O’Connor remained steadfast in her faith, saying the prayers from a breviary, attending daily Mass and reading St. Thomas Aquinas before bed each night. Although she rarely complained, she was experiencing considerable suffering, as the disease slowly handicapped her. She once admitted that sickness was a lonely place, “where there’s no company, where no one can follow.”

However, she also saw sickness before death in a thoroughly Catholic way, as one of God’s mercies, because it gave her time to prepare for eternity. Suffering is something nonbelievers try to avoid at all costs, but she knew Christ’s death on the cross revealed its redemptive nature. Thus, she offered her pain to God as a prayer to help others.

Her illness prevented her from performing the corporal works of mercy, like visiting the sick and feeding the hungry, but she ministered to others in her own distinct fashion. She helped writers with their manuscripts and explained Church doctrine to friends interested in the faith. She also reviewed books for the Bulletin, Atlanta’s diocesan newspaper, telling a friend, “What you do for the Bulletin, you do for God.”

Despite her illness, Flannery did not sink into gloominess and self-pity, but rather remained upbeat. Her joy partly came from her ability to detect God’s hand in nature, including the peafowl and burros at Andalusia.

For example, the markings on the burros’ backs reminded her of Christ’s cross — and despite the birds’ ear-splitting cries, the transformation of a dull peacock into a frenzy of color evoked the transfiguration of Christ. In her story The Displaced Person, a peacock surprises a priest by unfurling its tail feathers, and the man exclaims, “Christ will come like that!”

Far from being a holier-than-thou Christian, Flannery didn’t spare certain practices from her scathing sense of humor. When Latin was replaced by the vernacular at Mass, she said the translation in the missal was “enough to turn your stomach.”

She also found St. Patrick’s Day celebrations grossly exaggerated and showed her disdain for the “great feast” by celebrating Grover Cleveland’s birthday the next day. She was especially outraged when the local pastor placed a statue of St. Patrick “up smack in the front” of Sacred Heart Church. She complained bitterly to a friend: “He has everything about him but the snakes — a purple shirt, a green robe, an orange book … and is holding up as if for sale or edification … a shamrock.”

When she reached 30, her hip bone was deteriorating and she was on crutches, but the jokes continued. “I feel like a large, stiff anthropoid ape,” she told a friend. She added, “My greatest exertion and pleasure … has been throwing garbage to the chickens, and I can still do this, although I am in danger of going with it.”

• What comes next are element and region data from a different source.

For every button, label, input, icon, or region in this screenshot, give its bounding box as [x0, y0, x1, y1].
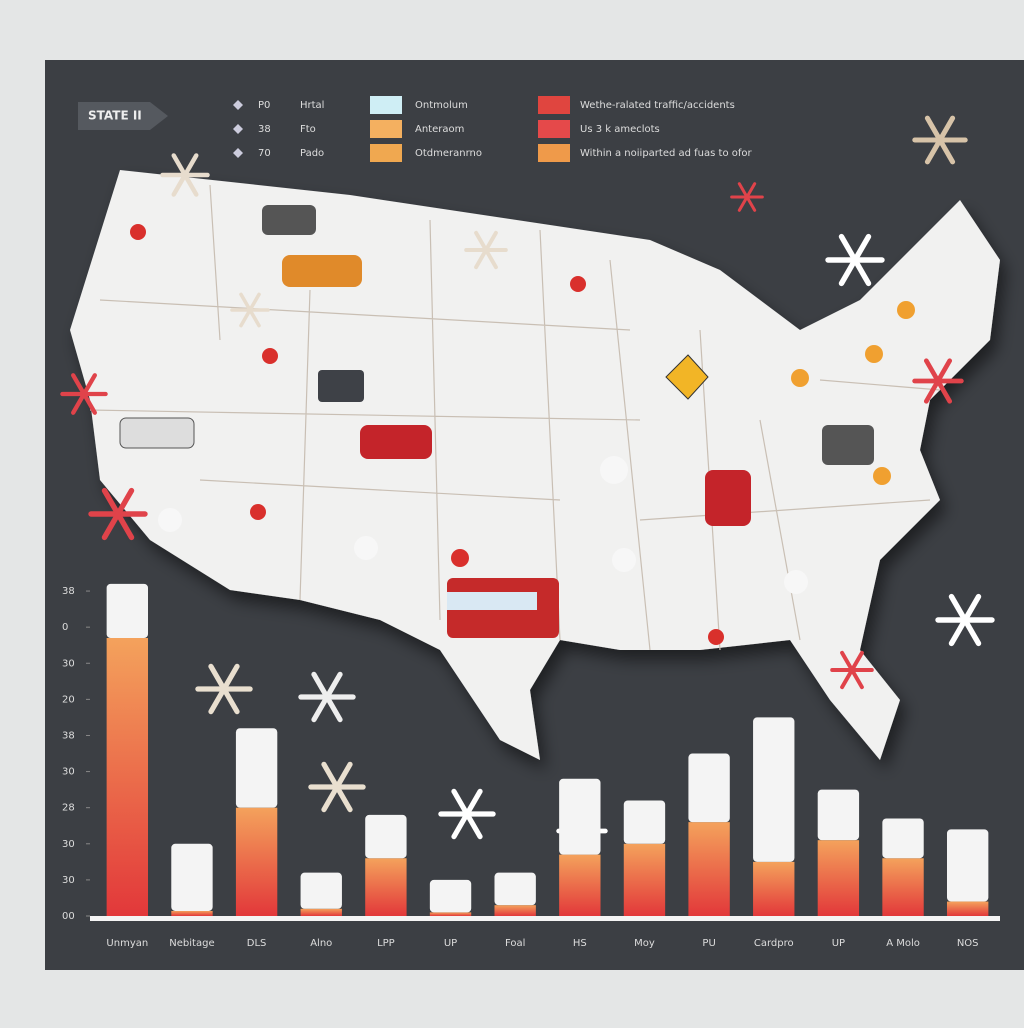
- bar-segment: [817, 840, 860, 916]
- y-tick-label: 0: [62, 622, 68, 633]
- bar-segment: [106, 583, 149, 638]
- bar-segment: [365, 814, 407, 859]
- legend: STATE II: [78, 102, 168, 130]
- x-tick-label: UP: [444, 938, 457, 949]
- y-tick-label: 28: [62, 803, 75, 814]
- key-icon: [233, 148, 243, 158]
- key-value: 70: [258, 148, 271, 159]
- x-tick-label: Cardpro: [754, 938, 794, 949]
- bar-segment: [494, 905, 536, 916]
- y-tick-label: 30: [62, 839, 75, 850]
- note-swatch: [538, 144, 570, 162]
- x-tick-label: A Molo: [886, 938, 920, 949]
- bar-segment: [753, 861, 795, 916]
- bar-segment: [559, 778, 601, 855]
- bar-segment: [946, 829, 989, 902]
- x-tick-label: LPP: [377, 938, 395, 949]
- x-tick-label: Nebitage: [169, 938, 214, 949]
- y-tick-label: 30: [62, 875, 75, 886]
- x-tick-label: UP: [832, 938, 845, 949]
- bar-segment: [623, 843, 666, 916]
- bar-segment: [946, 901, 989, 916]
- bar-segment: [171, 843, 213, 911]
- note-label: Wethe-ralated traffic/accidents: [580, 100, 735, 111]
- us-map: [70, 170, 1000, 760]
- bar-segment: [688, 822, 730, 916]
- x-tick-label: HS: [573, 938, 587, 949]
- bar-segment: [623, 800, 666, 844]
- swatch-label: Anteraom: [415, 124, 464, 135]
- snow-ground: [90, 916, 1000, 921]
- map-icons: [119, 205, 915, 645]
- swatch-label: Otdmeranrno: [415, 148, 482, 159]
- y-tick-label: 00: [62, 911, 75, 922]
- bar-segment: [753, 717, 795, 862]
- bar-segment: [106, 637, 149, 916]
- badge: STATE II: [88, 109, 142, 123]
- bar-segment: [559, 854, 601, 916]
- bar-segment: [300, 908, 342, 916]
- key-name: Pado: [300, 148, 324, 159]
- bar-segment: [429, 879, 472, 913]
- key-value: 38: [258, 124, 271, 135]
- swatch: [370, 120, 402, 138]
- swatch: [370, 144, 402, 162]
- bar-segment: [882, 858, 924, 916]
- x-tick-label: DLS: [247, 938, 267, 949]
- bar-segment: [300, 872, 342, 909]
- note-label: Us 3 k ameclots: [580, 124, 660, 135]
- y-tick-label: 38: [62, 586, 75, 597]
- key-icon: [233, 100, 243, 110]
- y-tick-label: 30: [62, 658, 75, 669]
- bar-segment: [882, 818, 924, 859]
- bar-segment: [365, 858, 407, 916]
- key-name: Hrtal: [300, 100, 324, 111]
- x-tick-label: Moy: [634, 938, 655, 949]
- x-tick-label: Unmyan: [106, 938, 148, 949]
- bar-segment: [171, 910, 213, 916]
- y-tick-label: 20: [62, 694, 75, 705]
- key-name: Fto: [300, 124, 316, 135]
- bar-segment: [235, 807, 278, 916]
- bar-segment: [688, 753, 730, 823]
- y-tick-label: 38: [62, 730, 75, 741]
- x-tick-label: Foal: [505, 938, 525, 949]
- x-tick-label: Alno: [310, 938, 332, 949]
- bar-segment: [235, 728, 278, 808]
- y-tick-label: 30: [62, 767, 75, 778]
- swatch-label: Ontmolum: [415, 100, 468, 111]
- bar-segment: [429, 912, 472, 916]
- swatch: [370, 96, 402, 114]
- x-tick-label: NOS: [957, 938, 979, 949]
- key-value: P0: [258, 100, 270, 111]
- bar-segment: [817, 789, 860, 841]
- note-swatch: [538, 120, 570, 138]
- x-tick-label: PU: [702, 938, 715, 949]
- note-label: Within a noiiparted ad fuas to ofor: [580, 148, 753, 159]
- bar-segment: [494, 872, 536, 906]
- note-swatch: [538, 96, 570, 114]
- key-icon: [233, 124, 243, 134]
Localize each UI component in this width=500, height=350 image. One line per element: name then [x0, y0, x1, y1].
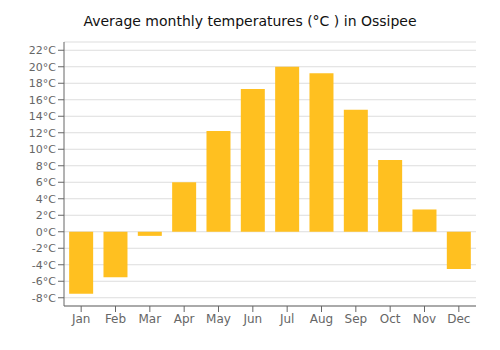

Five years later, Flannery went for tests at Piedmont Hospital in Atlanta, where she collected entertaining tidbits for her friends. In one letter, she reported that her aunt had sent her six egg custards, while confiding that her favorite gift was an artificial spider to frighten the nurses. And when Flannery informed the woman in admissions that she was a writer, the woman asked, “How do you spell that?”

Shortly before her death, Flannery told a priest friend she had ideas for another novel. She said, “I figure it all comes in its own good time and I’m not going to worry about it.” She died at age 39 on Aug. 3, 1964. Had she lived longer, she surely would have created more unforgettable characters. However, despite her illness, she wouldn’t have described her own life as tragic. “It all comes in its own good time” are the words of a woman who knows our lives are in bigger hands. She believed life was a journey to God, who makes our suffering endurable with generous outpourings of grace.

She loved her life at Andalusia Farm. She reveled in her birds, even if their cries at night were ear-shattering. She insisted she didn’t live a holy life, but her friends recognized her inner grace.

Happy birthday, Flannery O’Connor! Thank you for being such a faithful Catholic!